Un projet politique voué dès l’origine à l’échec ? Ce sont les conditions de la naissance de Wiosna au début du mois de février qui semblent constituer le pêché originel aux yeux de Piotr Czenawski. Dans sa tribune, le journaliste s’interroge de manière rhétorique « si l’on pouvait prévoir à ce moment-là que ce début spectaculaire se révélerait être au fond un chant du cygne ». M. Czenawski relève un changement dans la façon d’être de Robert Biedroń, décrivant un être ayant « perdu son charisme et son charme » avec un tempérament « hybride, tantôt criant de manière menaçante, tantôt faisant preuve d’un enthousiasme infantile, ce qui, allié à une rhétorique pontifiante, a donné un effet parfois grotesque ». 

Comme de nombreux observateurs avant lui, Piotr Czenawski s’en prend au tournant autoritaire du chef de file de Wiosna, de moins en moins prompt à accepter la critique, comme l’illustre une tendance tenace à bloquer sur les réseaux sociaux les journalistes trop taquins à son endroit. Tel « le Messie qui expulserait chaque jour les marchands d’un temple se rétrécissant continuellement », ose l’auteur de la tribune.
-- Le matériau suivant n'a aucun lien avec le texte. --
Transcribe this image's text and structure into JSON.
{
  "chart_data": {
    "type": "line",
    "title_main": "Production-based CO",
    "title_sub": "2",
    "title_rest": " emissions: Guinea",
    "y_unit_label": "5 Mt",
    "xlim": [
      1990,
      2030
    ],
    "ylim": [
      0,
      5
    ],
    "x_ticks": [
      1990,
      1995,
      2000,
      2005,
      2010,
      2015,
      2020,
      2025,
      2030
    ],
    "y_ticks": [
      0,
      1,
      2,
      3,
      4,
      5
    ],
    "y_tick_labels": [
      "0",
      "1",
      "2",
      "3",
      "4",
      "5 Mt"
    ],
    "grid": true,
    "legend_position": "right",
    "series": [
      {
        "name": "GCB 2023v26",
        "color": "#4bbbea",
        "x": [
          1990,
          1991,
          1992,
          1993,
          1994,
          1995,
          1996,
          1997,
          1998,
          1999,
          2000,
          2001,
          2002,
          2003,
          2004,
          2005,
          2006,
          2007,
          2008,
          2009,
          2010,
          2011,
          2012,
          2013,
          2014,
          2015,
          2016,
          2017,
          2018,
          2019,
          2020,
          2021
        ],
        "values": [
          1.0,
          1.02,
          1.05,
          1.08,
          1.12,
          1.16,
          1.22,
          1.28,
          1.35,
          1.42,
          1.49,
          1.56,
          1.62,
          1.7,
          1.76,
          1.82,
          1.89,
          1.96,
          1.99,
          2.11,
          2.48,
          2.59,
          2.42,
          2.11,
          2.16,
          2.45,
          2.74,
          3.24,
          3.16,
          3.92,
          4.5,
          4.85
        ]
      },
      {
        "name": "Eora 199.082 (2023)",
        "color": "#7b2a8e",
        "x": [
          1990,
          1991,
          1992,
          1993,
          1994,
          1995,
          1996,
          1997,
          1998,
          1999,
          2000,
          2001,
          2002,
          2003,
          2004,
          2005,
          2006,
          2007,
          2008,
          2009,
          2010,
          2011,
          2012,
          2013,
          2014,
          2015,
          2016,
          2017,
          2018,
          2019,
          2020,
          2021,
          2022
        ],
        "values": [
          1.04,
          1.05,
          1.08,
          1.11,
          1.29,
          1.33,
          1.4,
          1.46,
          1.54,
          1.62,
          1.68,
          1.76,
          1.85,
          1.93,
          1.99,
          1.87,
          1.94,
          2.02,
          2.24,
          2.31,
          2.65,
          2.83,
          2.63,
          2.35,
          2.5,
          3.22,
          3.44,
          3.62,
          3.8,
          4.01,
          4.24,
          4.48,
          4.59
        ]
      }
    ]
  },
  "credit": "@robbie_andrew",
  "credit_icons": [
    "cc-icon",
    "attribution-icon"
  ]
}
Et de se faire plus précis et mordant : « Ce n’est pas cet égotisme qui a décidé de la dégringolade foudroyante de Wiosna, mais l’attitude [de Biedroń, ndt] envers les gens ».

« Un des projets politiques les plus secrets et les moins transparents de ces dernières années »

Autre angle d’attaque de la tribune : la façon dont Robert Biedroń a construit Wiosna, un parti dirigé par des seconds couteaux débauchés au sein d’autres partis, à l’instar de Krzysztof Gawkowski (de l’Alliance de la gauche démocratique, SLD) et de son ancien collaborateur à Słupsk Marcin Anaszewicz (qui a toutefois démissionné de sa fonction de vice-président le 28 juin).

Au lieu de s’appuyer sur ses propres militants issus du terrain et de jeter les bases d’un parti de masse, le chef de Wiosna « a créé l’un des projets politiques les plus secrets et les moins transparents de ces dernières années », accuse également Piotr Czenawski. Et d’égrainer les exemples : le maintien de Monika Pawłowska, accusée de harcèlement moral mais contre laquelle aucune sanction n’a été prise, l’élaboration des statuts du parti par un cercle très restreint, et dont les adhérents ont pu prendre connaissance par des copies numérisées circulant sur Facebook…

Ce pouvoir interne, « auquel même [Jarosław] Kaczyński – le président du PiS – n’aurait pas rêvé », s’expliquerait principalement par la hantise de subir le sort de Ryszard Petru, évincé de la direction de sa propre formation. Pour Robert Biedroń, la centralisation extrême de Wiosna est un non-sujet. « Les statuts ont été déposés dans un pays démocratique ; le parti est donc démocratique », avait-il balayé d’un revers de la main.

Pour Piotr Czenawski, le dysfonctionnement du parti porte également sur l’absence total de transparence, bien loin des discours de son leader. Interrogé au sujet de son financement par le site de surveillance citoyenne « Watchdog Polska », Robert Biedroń avait finalement consenti à communiquer le strict minimum sur la vie interne du mouvement.

De volteface en volteface

Le ralliement de Wiosna à la tant décriée Plateforme civique s’inscrit selon Piotr Czenawski, dans une longue série de voltefaces, parmi lesquelles figure également la volonté de Robert Biedroń de siéger à Strasbourg après avoir expliqué ne pas souhaiter honorer son mandat de député européen. Le journaliste questionne la viabilité du rassemblement de toute l’opposition, avec comme pilier « un dirigeant qui ne croit pas dans son propre projet ».

Un gâchis, donc, l’aventure construite autour de Robert Biedroń, incapable de capitaliser sur l’enthousiasme qu’il avait levé, au point même de mettre les meilleurs cadres de son parti au placard. « [Cette tribune] n’est pas une épitaphe pour Wiosna, car quelque chose qui n’est pas vraiment né ne peut pas mourir », conclue cruellement Piotr Czenawski.